"Scam, scam, scam, scam, scam, scam, scam, scam. SCAM, SCAMITY SCAM!"
"I don't like scam!"
Eh, I really do feel that meditation gave me pretty much the same results as holosync or hemisync.
Dreamlife, which hemisync products did you find worked best for you. I'm curious. I played around with them for a while. Like you, I didn't find they helped productivity one jot. They were, however, very entertaining.
Re: centerpointe ... because binaural beat frequencies are at a lower pitch, this makes an amazing transformative experience? Or maybe the PLACEBO EFFECT (belief) along with plain old meditation makes a transformative experience?
You get a lot of the same purgative experiences and depth through using a mantra a la TM or the relaxation respose or doing za-zen (pretzeling your legs, sitting up straight, and counting breaths) as with the tapes. Frankly, I think with meditation you're more involved in the process. Some guy making lots of money on hellishly overpriced tapes is not "doing it" for you.
Frankly, making an investment in a lot of ways (time, money, belief, a little bit of self-image [this has to work, or I am a fool for investing so much of myself into it ... so I'll make it work]) in following a program is much of what makes it work. You make a product that makes people feel, in some way, extraordinary, put a bunch of interesting philosophical/spiritual/psychological rhetoric on top of it, get people believing and investing in it ... and you got something that will make itself work in whatever ways people expect it or want it to. And even if it doesn't, people will make themselves believe it does. It's better than seeing a dupe whenever you cross a mirror.
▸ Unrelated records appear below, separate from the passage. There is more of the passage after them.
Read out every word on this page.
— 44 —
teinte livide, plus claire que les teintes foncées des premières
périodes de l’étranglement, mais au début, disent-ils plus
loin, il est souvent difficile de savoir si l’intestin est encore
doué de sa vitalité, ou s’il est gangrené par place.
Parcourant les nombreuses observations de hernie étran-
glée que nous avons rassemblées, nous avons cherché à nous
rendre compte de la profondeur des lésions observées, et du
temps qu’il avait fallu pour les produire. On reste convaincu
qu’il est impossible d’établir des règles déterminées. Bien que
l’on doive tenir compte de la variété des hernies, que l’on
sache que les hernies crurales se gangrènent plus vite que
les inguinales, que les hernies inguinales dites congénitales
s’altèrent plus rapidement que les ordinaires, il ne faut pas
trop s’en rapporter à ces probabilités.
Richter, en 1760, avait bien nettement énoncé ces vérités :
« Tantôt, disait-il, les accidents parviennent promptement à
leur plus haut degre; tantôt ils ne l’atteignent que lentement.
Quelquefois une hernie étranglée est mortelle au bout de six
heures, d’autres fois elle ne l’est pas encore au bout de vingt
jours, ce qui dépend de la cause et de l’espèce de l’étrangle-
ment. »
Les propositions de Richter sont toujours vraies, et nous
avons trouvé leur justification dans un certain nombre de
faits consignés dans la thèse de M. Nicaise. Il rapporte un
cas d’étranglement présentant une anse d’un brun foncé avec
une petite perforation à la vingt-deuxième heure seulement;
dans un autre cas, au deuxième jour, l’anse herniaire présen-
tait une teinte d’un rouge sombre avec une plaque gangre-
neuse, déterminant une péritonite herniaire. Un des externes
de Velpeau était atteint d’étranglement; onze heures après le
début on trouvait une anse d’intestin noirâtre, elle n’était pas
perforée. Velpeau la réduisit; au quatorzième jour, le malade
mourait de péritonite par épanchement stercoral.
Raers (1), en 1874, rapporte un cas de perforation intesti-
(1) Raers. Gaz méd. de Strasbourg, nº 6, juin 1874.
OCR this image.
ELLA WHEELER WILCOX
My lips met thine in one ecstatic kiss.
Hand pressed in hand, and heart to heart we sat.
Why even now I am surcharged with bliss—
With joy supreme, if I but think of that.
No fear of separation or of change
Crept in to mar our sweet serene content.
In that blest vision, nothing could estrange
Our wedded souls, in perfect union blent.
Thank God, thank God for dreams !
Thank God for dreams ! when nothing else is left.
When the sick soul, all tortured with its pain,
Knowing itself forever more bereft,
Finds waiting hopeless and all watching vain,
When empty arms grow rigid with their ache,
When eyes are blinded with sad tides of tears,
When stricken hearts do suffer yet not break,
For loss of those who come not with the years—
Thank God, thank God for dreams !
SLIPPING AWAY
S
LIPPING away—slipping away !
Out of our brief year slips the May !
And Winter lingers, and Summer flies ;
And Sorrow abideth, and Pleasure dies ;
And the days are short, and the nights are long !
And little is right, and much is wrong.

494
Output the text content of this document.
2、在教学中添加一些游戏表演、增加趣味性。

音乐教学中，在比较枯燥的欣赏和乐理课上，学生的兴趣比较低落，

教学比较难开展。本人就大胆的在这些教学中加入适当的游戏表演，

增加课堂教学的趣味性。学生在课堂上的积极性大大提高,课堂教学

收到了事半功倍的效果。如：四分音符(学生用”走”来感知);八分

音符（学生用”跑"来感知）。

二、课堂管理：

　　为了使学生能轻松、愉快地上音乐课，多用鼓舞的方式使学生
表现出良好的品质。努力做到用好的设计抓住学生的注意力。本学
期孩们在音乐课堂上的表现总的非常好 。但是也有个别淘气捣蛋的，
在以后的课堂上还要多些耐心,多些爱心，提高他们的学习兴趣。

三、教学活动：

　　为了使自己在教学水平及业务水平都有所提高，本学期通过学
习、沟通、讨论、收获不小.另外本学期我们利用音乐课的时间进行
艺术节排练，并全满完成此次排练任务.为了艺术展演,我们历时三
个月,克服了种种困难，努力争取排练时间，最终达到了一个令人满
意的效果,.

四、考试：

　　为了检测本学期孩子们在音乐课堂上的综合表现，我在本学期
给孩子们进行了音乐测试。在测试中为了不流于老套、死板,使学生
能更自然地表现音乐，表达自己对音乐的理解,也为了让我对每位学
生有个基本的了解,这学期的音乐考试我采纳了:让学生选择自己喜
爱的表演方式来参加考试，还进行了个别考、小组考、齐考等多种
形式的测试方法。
Listening to binaural beat frequencies every day will most certainly have *some* sort of effect upon you. How much different is it from meditating or just being quiet if you *believe* in that activity the same way? And anyway, how does a person know that the "effects" of holosync are actually the effects of holosync and wouldn't happen anyway? Maybe they are products of belief and expectation?
Perhaps it's just plain old totemism and fetishism. It's been known to work. Repeat after me, three times: the tape is the talisman.
IMO, Centerpointe's intense effort at marketing (read: lying) speaks volumes about their ethics.
But, to quote Guns 'n Roses: use your illusion. Whatever floats your boat.